Dans la soirée, un tangon s'est tordu sous une rafale ! Impressionnant.

Nous avons récupéré le visuel avec Errance ainsi que les contacts VHF. C'est chouette. L'écart entre nous a diminué.

 

Lundi 27 janvier - 2 h 04

Moins de rafales et Georges fait son boulot. Personne en mer à part une minuscule lumière à l'horizon. C'est Errance. Ce point lumineux est comme une douceur gourmande sur l'océan. C'est bon. Parce que si les marins sont des solitaires (pour la plupart) et très indépendants, il n'en est pas moins vrai que de véritables liens s'établissent lorsque le courant passe.

Nous approchons doucement des côtes.

6 h 15. Ha la gite ha la gite (ça ferait un bon titre de chanson !)

Nous sommes ballottés ou grandement bercés.

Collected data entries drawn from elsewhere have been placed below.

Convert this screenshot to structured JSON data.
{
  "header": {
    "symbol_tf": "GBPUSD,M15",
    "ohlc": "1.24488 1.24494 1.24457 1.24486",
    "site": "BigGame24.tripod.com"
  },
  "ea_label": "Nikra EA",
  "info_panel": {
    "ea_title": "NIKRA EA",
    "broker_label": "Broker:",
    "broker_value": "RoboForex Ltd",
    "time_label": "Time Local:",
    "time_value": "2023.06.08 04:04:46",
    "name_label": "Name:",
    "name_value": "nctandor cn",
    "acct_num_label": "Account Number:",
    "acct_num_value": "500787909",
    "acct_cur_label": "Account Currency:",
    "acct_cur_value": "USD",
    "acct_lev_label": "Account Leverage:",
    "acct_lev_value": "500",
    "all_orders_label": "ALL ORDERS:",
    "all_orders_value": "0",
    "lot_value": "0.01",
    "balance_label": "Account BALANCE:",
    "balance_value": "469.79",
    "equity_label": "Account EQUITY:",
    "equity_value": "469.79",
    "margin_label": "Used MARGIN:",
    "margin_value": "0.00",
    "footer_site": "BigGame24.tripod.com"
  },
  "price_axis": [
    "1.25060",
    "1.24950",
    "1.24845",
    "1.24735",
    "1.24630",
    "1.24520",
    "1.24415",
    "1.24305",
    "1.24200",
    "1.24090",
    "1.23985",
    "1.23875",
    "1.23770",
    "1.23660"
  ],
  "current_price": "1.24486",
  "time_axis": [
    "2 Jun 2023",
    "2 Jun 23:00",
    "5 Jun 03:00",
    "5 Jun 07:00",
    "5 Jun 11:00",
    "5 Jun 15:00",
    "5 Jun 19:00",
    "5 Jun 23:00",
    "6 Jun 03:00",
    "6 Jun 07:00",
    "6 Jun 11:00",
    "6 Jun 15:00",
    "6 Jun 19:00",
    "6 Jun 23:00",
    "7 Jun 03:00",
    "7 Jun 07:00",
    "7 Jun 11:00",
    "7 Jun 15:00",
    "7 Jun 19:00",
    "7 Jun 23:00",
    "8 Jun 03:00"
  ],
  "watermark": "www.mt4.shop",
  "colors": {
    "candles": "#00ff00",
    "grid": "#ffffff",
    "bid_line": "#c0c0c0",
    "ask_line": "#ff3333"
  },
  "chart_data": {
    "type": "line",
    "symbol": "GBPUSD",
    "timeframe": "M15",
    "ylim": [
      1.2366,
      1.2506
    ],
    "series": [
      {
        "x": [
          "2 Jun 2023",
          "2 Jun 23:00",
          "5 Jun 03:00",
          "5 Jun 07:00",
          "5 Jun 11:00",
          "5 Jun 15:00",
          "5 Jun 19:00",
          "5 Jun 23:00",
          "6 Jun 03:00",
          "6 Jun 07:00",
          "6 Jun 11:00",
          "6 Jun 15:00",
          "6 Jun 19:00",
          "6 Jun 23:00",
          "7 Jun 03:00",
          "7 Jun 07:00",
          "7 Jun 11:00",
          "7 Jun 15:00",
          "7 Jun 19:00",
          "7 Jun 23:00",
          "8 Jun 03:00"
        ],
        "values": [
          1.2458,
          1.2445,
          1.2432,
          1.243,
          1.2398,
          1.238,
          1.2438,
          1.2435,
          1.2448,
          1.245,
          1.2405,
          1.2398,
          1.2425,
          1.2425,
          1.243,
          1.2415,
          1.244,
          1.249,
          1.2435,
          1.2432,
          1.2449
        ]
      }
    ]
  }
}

RAS cette nuit.

Nous avons perdu le contact avec Errance.

C'est grandiose de réussir à ne pas renverser son bol dans ces conditions. Au menu ce matin : 3 tranches de pain d'épices et une pellicule de beurre. Excellent. Une cigarette pour finir (quoi ? !) - la tête hors du carré histoire de ne pas polluer (on sait vivre !) - et cette  nouvelle journée s'annonce sous les meilleurs hospices.o

10 h 35. Matinée surf ! Vent arrière. Ça secoue un peu mais les vagues sont magnifiques. L'océan est gris ardoise orné d'écume. Un vrai spectacle. Adélie se comporte parfaitement. Il fait doux et le soleil égaie les nuages. Il fallait bien un petit carton pour donner un peu de piment à la balade.

Journée passée à s'occuper de Georges ! Pas moyen de maintenir un cap précis. Mais bon. Grisaille, houle constante de modérée à forte. Pas vraiment moyen de se poser. Adélie réclame une attention de tous les instants.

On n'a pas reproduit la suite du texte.